Wednesday, April 13, 2011

Revolutionizing Education-We're doing it!

Thanks to Lisa over at the Innovative Educator for sending on a link that talks about how the newest generation (Gen Z) will revolutionize education and the effects that will have on work in the future. 
Of course, unschoolers are already revolutionizing education. Whether the majority likes it or not, change is happening. Anyone with ears to hear and eyes to see can tell this. In fact, it should be that if you are not self directing your learning, you will be considered rather...deficient;- a little bit backward, if I may. 
John Seely Brown and Douglas Thomas speak of the world being "in flux,"and what learning for a world of constant change requires:
"Although learning about and learning to be worked well in a relatively stable world, in a world of constant flux, we need to embrace a theory of learning to become. Where most theories of learning see becoming as a transitional state toward becoming something, we want to suggest that the 21st century requires us to think of learning as a practice of becoming over and over again."
Becoming over and over again. Being nimble and flexible and open minded. If you think about the way emerging technologies are changing our lives daily, and how the internet and other social media are reshaping the way people learn it becomes obvious that school as usual is far behind the times.
The jobs public schools prepare youth for will have all but vanished by the time they have grown up.
The world of tomorrow will require a type of person who is able to think for him or herself, and is creative enough to adapt to the ever changing scene.
Kids don't need school. "Institutionalized wisdom tells us that children need school. But this institutionalized wisdom is the product of schools," Ivan Illich wrote in his famous book, Deschooling Society.
Illich, iconoclast, philosopher and social critic extraordinaire, dared to criticize our institutions, starting with education, of which "we have become addicted to as if to a drug."
So what do kids need? Take my daughter who is in grade 10 high school and is taking a media arts course. Between thirty students they have a grand total of five cameras.
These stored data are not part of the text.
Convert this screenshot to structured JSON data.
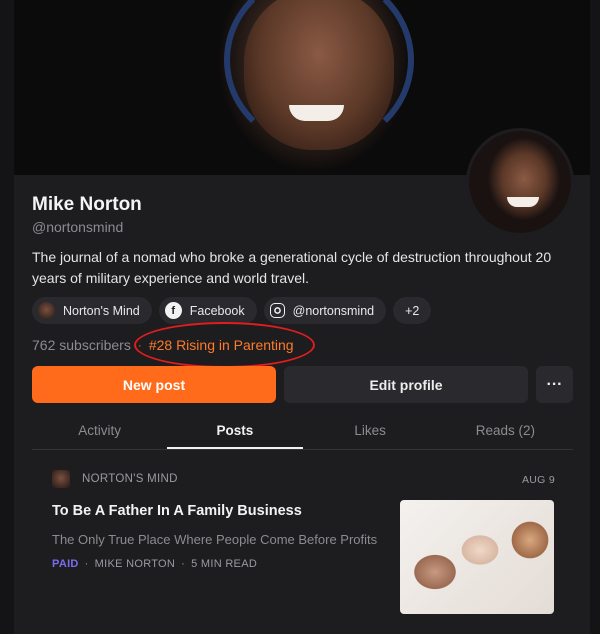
{
  "profile": {
    "name": "Mike Norton",
    "handle": "@nortonsmind",
    "bio": "The journal of a nomad who broke a generational cycle of destruction throughout 20 years of military experience and world travel."
  },
  "links": [
    {
      "label": "Norton's Mind",
      "icon": "publication-avatar-icon"
    },
    {
      "label": "Facebook",
      "icon": "facebook-icon"
    },
    {
      "label": "@nortonsmind",
      "icon": "instagram-icon"
    },
    {
      "label": "+2",
      "icon": ""
    }
  ],
  "stats": {
    "subscribers": "762 subscribers",
    "separator": "·",
    "rank": "#28 Rising in Parenting"
  },
  "actions": {
    "new_post": "New post",
    "edit_profile": "Edit profile",
    "more": "···"
  },
  "tabs": [
    {
      "label": "Activity",
      "active": false
    },
    {
      "label": "Posts",
      "active": true
    },
    {
      "label": "Likes",
      "active": false
    },
    {
      "label": "Reads (2)",
      "active": false
    }
  ],
  "post": {
    "publication": "NORTON'S MIND",
    "date": "AUG 9",
    "title": "To Be A Father In A Family Business",
    "subtitle": "The Only True Place Where People Come Before Profits",
    "paid": "PAID",
    "author": "MIKE NORTON",
    "read_time": "5 MIN READ",
    "separator": "·"
  },
  "colors": {
    "accent": "#ff6b1a",
    "rank_text": "#ff7a29",
    "paid": "#7c6cf0",
    "highlight_ring": "#e11d1d"
  }
}
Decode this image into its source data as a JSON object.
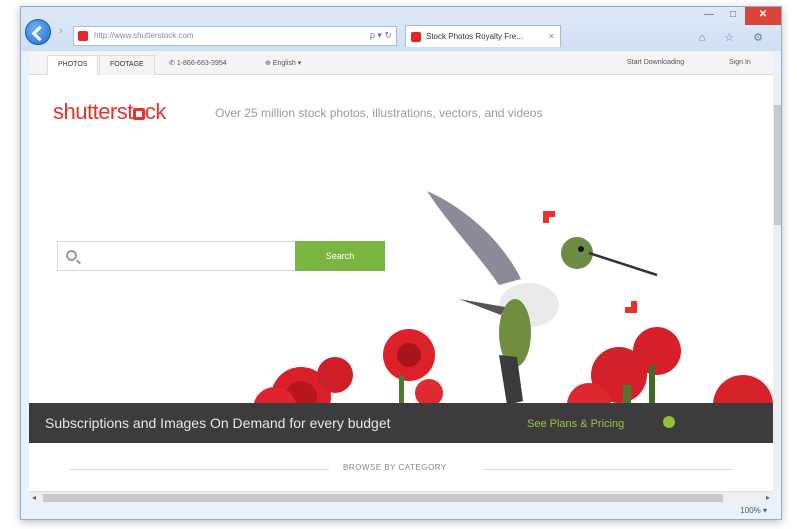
{
  "browser": {
    "url": "http://www.shutterstock.com",
    "tab_title": "Stock Photos Royalty Fre...",
    "tab_close": "×",
    "address_tools": "ρ ▾ ↻",
    "forward": "›",
    "window_controls": {
      "minimize": "—",
      "maximize": "□",
      "close": "✕"
    },
    "toolbar_icons": "⌂ ☆ ⚙",
    "zoom": "100% ▾"
  },
  "site_nav": {
    "tabs": [
      "PHOTOS",
      "FOOTAGE"
    ],
    "phone": "1-866-663-3954",
    "language": "English ▾",
    "right_links": [
      "Start Downloading",
      "Sign In"
    ]
  },
  "hero": {
    "logo": {
      "before": "shutterst",
      "after": "ck"
    },
    "tagline": "Over 25 million stock photos, illustrations, vectors, and videos",
    "search_placeholder": "",
    "search_button": "Search"
  },
  "banner": {
    "text": "Subscriptions and Images On Demand for every budget",
    "link": "See Plans & Pricing"
  },
  "category": {
    "label": "BROWSE BY CATEGORY"
  },
  "colors": {
    "brand_red": "#e8322b",
    "search_green": "#7ab441",
    "banner_bg": "#3c3c3e",
    "pricing_green": "#9bc34b"
  },
  "icons": [
    "back-arrow-icon",
    "favicon-icon",
    "search-icon",
    "home-icon",
    "star-icon",
    "gear-icon"
  ]
}
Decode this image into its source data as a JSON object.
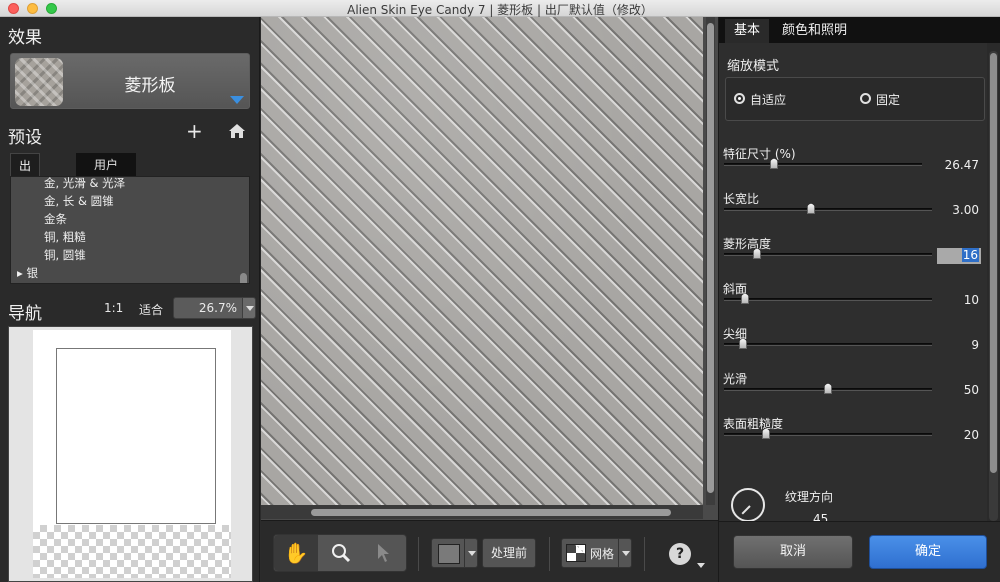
{
  "window": {
    "title": "Alien Skin Eye Candy 7 | 菱形板 | 出厂默认值（修改）"
  },
  "left": {
    "effect_title": "效果",
    "effect_name": "菱形板",
    "presets_title": "预设",
    "preset_tabs": [
      "出厂设置",
      "用户"
    ],
    "preset_items": [
      "金, 光滑 & 光泽",
      "金, 长 & 圆锥",
      "金条",
      "铜, 粗糙",
      "铜, 圆锥"
    ],
    "preset_group": "银",
    "nav_title": "导航",
    "nav_11": "1:1",
    "nav_fit": "适合",
    "zoom": "26.7%"
  },
  "toolbar": {
    "before_label": "处理前",
    "grid_label": "网格",
    "help_label": "?"
  },
  "right": {
    "tabs": [
      "基本",
      "颜色和照明"
    ],
    "mode_title": "缩放模式",
    "mode_options": [
      "自适应",
      "固定"
    ],
    "mode_selected": "自适应",
    "sliders": [
      {
        "label": "特征尺寸 (%)",
        "value": "26.47",
        "level": 0.25
      },
      {
        "label": "长宽比",
        "value": "3.00",
        "level": 0.42
      },
      {
        "label": "菱形高度",
        "value": "16",
        "level": 0.16,
        "editing": true
      },
      {
        "label": "斜面",
        "value": "10",
        "level": 0.1
      },
      {
        "label": "尖细",
        "value": "9",
        "level": 0.09
      },
      {
        "label": "光滑",
        "value": "50",
        "level": 0.5
      },
      {
        "label": "表面粗糙度",
        "value": "20",
        "level": 0.2
      }
    ],
    "dial_label": "纹理方向",
    "dial_value": "45",
    "cancel_label": "取消",
    "ok_label": "确定"
  },
  "colors": {
    "accent": "#2f6fd0",
    "panel": "#2a2a2a"
  }
}
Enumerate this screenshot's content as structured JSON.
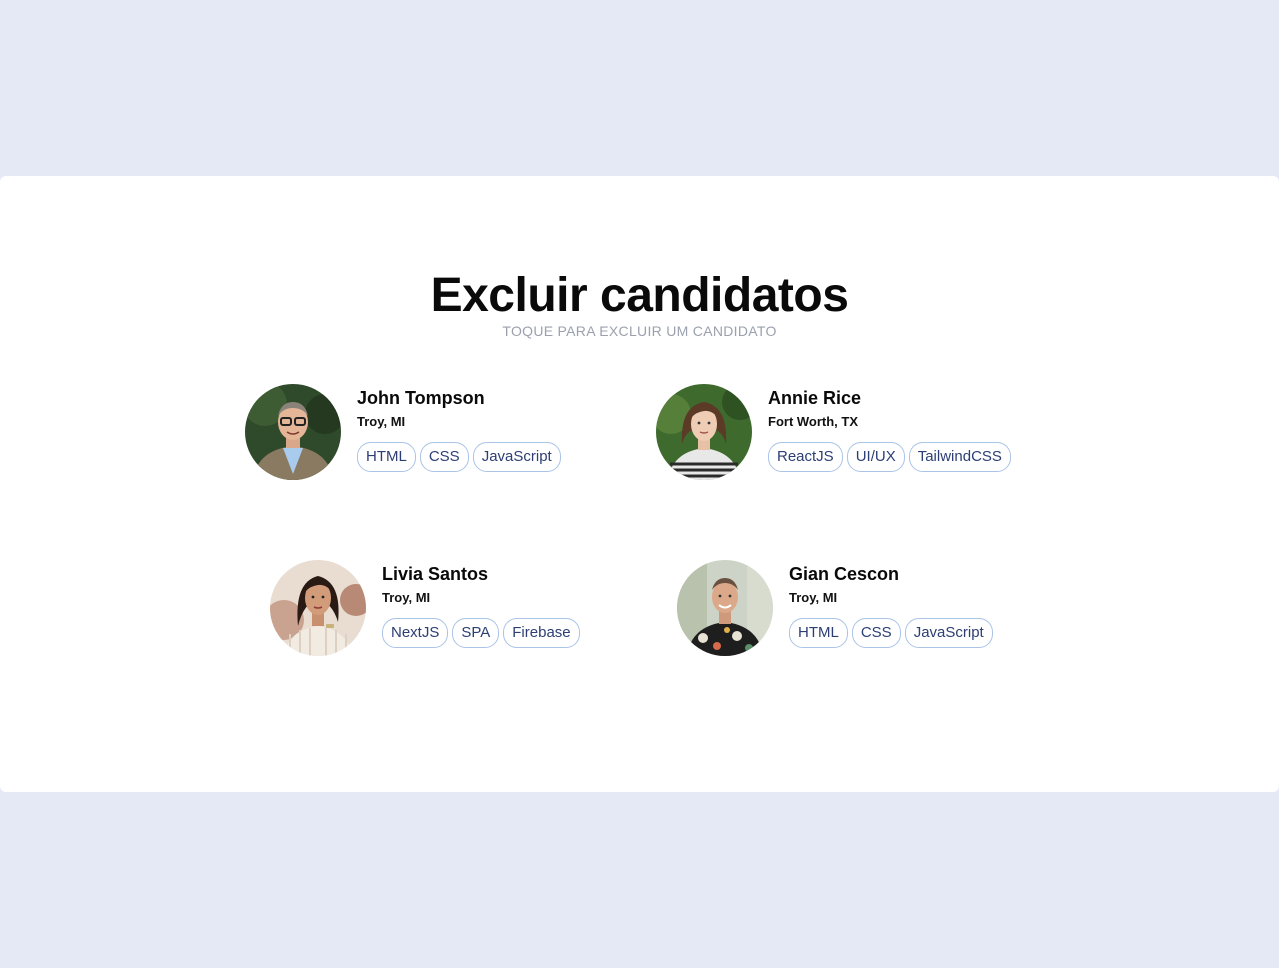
{
  "page": {
    "title": "Excluir candidatos",
    "subtitle": "TOQUE PARA EXCLUIR UM CANDIDATO"
  },
  "colors": {
    "background": "#e5e9f5",
    "panel": "#ffffff",
    "tag_text": "#2c3e73",
    "tag_border": "#aac4e8",
    "subtitle": "#9aa1ad"
  },
  "candidates": [
    {
      "name": "John Tompson",
      "location": "Troy, MI",
      "tags": [
        "HTML",
        "CSS",
        "JavaScript"
      ]
    },
    {
      "name": "Annie Rice",
      "location": "Fort Worth, TX",
      "tags": [
        "ReactJS",
        "UI/UX",
        "TailwindCSS"
      ]
    },
    {
      "name": "Livia Santos",
      "location": "Troy, MI",
      "tags": [
        "NextJS",
        "SPA",
        "Firebase"
      ]
    },
    {
      "name": "Gian Cescon",
      "location": "Troy, MI",
      "tags": [
        "HTML",
        "CSS",
        "JavaScript"
      ]
    }
  ]
}
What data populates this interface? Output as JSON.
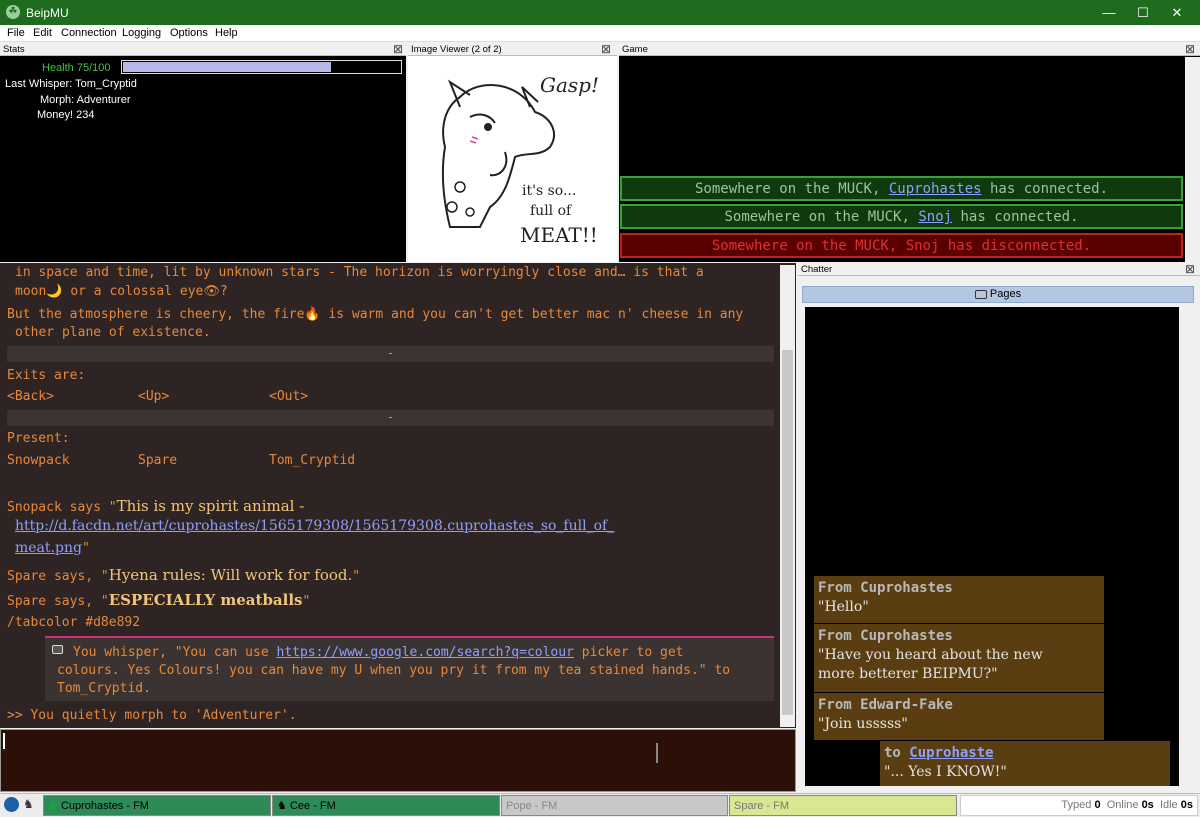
{
  "window": {
    "title": "BeipMU",
    "minimize": "—",
    "maximize": "☐",
    "close": "✕"
  },
  "menu": [
    "File",
    "Edit",
    "Connection",
    "Logging",
    "Options",
    "Help"
  ],
  "panels": {
    "stats_title": "Stats",
    "image_viewer_title": "Image Viewer (2 of 2)",
    "game_title": "Game",
    "chatter_title": "Chatter",
    "close_glyph": "⊠"
  },
  "stats": {
    "health_label": "Health 75/100",
    "health_fraction": 0.75,
    "last_whisper": "Last Whisper: Tom_Cryptid",
    "morph": "Morph: Adventurer",
    "money": "Money! 234"
  },
  "image": {
    "text_top": "Gasp!",
    "text_bottom_1": "it's so...",
    "text_bottom_2": "full of",
    "text_bottom_3": "MEAT!!"
  },
  "game": {
    "connections": [
      {
        "pre": "Somewhere on the MUCK, ",
        "name": "Cuprohastes",
        "post": " has connected.",
        "status": "connected"
      },
      {
        "pre": "Somewhere on the MUCK, ",
        "name": "Snoj",
        "post": " has connected.",
        "status": "connected"
      },
      {
        "pre": "Somewhere on the MUCK, Snoj has disconnected.",
        "name": "",
        "post": "",
        "status": "disconnected"
      }
    ]
  },
  "main": {
    "line1": "in space and time, lit by unknown stars - The horizon is worryingly close and… is that a",
    "line2": "moon🌙 or a colossal eye👁?",
    "line3": "But the atmosphere is cheery, the fire🔥 is warm and you can't get better mac n' cheese in any",
    "line4": "other plane of existence.",
    "sep": "-",
    "exits_label": "Exits are:",
    "exits": [
      "<Back>",
      "<Up>",
      "<Out>"
    ],
    "present_label": "Present:",
    "present": [
      "Snowpack",
      "Spare",
      "Tom_Cryptid"
    ],
    "snopack_pre": "Snopack says \"",
    "snopack_text": "This is my spirit animal -",
    "snopack_link1": "http://d.facdn.net/art/cuprohastes/1565179308/1565179308.cuprohastes_so_full_of_",
    "snopack_link2": "meat.png",
    "quote_close": "\"",
    "spare1_pre": "Spare says, \"",
    "spare1_text": "Hyena rules: Will work for food.",
    "spare2_pre": "Spare says, \"",
    "spare2_text": "ESPECIALLY meatballs",
    "tabcolor": "/tabcolor #d8e892",
    "whisper_pre": "You whisper, \"You can use ",
    "whisper_link": "https://www.google.com/search?q=colour",
    "whisper_post": " picker to get",
    "whisper_line2": "colours. Yes Colours! you can have my U when you pry it from my tea stained hands.\" to",
    "whisper_line3": "Tom_Cryptid.",
    "morph_msg": ">> You quietly morph to 'Adventurer'."
  },
  "chatter": {
    "pages_label": "Pages",
    "messages": [
      {
        "header": "From Cuprohastes",
        "body": "\"Hello\""
      },
      {
        "header": "From Cuprohastes",
        "body1": "\"Have you heard about the new",
        "body2": "more betterer BEIPMU?\""
      },
      {
        "header": "From Edward-Fake",
        "body": "\"Join usssss\""
      },
      {
        "to": "to ",
        "name": "Cuprohaste",
        "body": "\"... Yes I KNOW!\""
      }
    ]
  },
  "statusbar": {
    "tabs": [
      "Cuprohastes - FM",
      "Cee - FM",
      "Pope - FM",
      "Spare - FM"
    ],
    "typed_label": "Typed",
    "typed": "0",
    "online_label": "Online",
    "online": "0s",
    "idle_label": "Idle",
    "idle": "0s"
  },
  "colors": {
    "accent": "#1f6c1f",
    "text": "#e7883a",
    "connected": "#2e6b2e",
    "disconnected": "#6b0000",
    "tab_green": "#2e8b57",
    "tab_yellow": "#d8e892"
  }
}
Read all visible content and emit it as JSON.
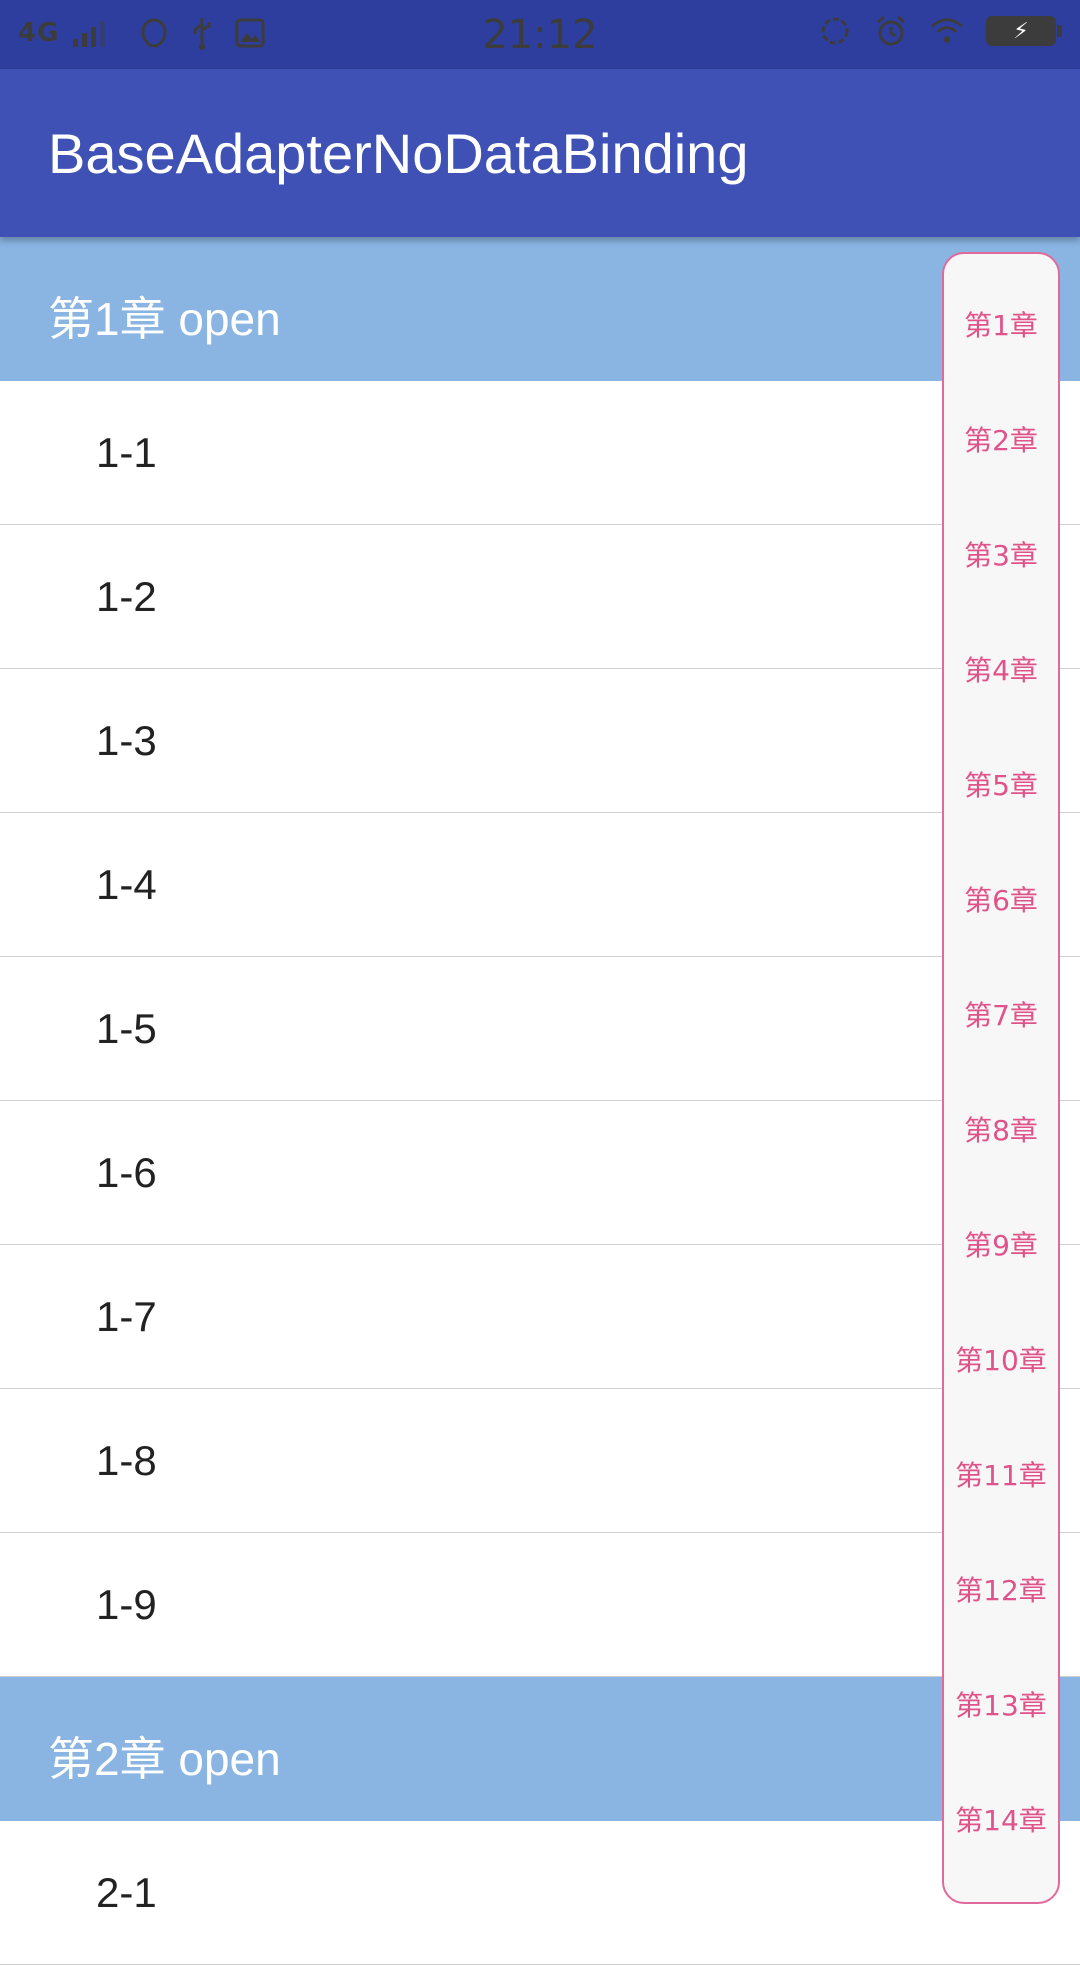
{
  "status_bar": {
    "network": "4G",
    "time": "21:12",
    "battery_icon": "battery-charging-icon",
    "icons_left": [
      "signal-icon",
      "notification-icon",
      "usb-icon",
      "image-icon"
    ],
    "icons_right": [
      "sync-icon",
      "alarm-icon",
      "wifi-icon",
      "battery-charging-icon"
    ]
  },
  "app_bar": {
    "title": "BaseAdapterNoDataBinding"
  },
  "sections": [
    {
      "title": "第1章 open",
      "items": [
        "1-1",
        "1-2",
        "1-3",
        "1-4",
        "1-5",
        "1-6",
        "1-7",
        "1-8",
        "1-9"
      ]
    },
    {
      "title": "第2章 open",
      "items": [
        "2-1"
      ]
    }
  ],
  "index_bar": {
    "items": [
      "第1章",
      "第2章",
      "第3章",
      "第4章",
      "第5章",
      "第6章",
      "第7章",
      "第8章",
      "第9章",
      "第10章",
      "第11章",
      "第12章",
      "第13章",
      "第14章"
    ],
    "accent_color": "#e0528a",
    "border_color": "#e06a9a"
  },
  "colors": {
    "primary": "#3f51b5",
    "status_bar": "#2e3e9e",
    "section_header": "#8ab4e2"
  }
}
And this high school is considered a 'good' school. 
 I say that what kids need is access to resources: equipment, tools and of course people. We need to unlock the community's resources and put those who have the knowledge and skills in direct contact with those who don't.
In our community of Hamilton this is already happening. We have a tools lending library that has started up, we have a freeskool that offers classes that range from gardening and welding to Spanish and knitting. There is a neat place called Think Haus  which is a shared work space / social space and collective all about hacking, crafting, DIY and doing awesome stuff and where last week my daughter learned how to pick a lock and next week will learn how to build a robot.

We need more of these places and opportunities. Why not start something in your own community? It could be something as simple as offering to share a skill with other people. It's exciting to think of what sorts of partnerships will emerge.

1 comment:

Anonymous said...

Open source learning is another way of talking about this. check out John Taylor Gatto and also Don Tapscott is handy.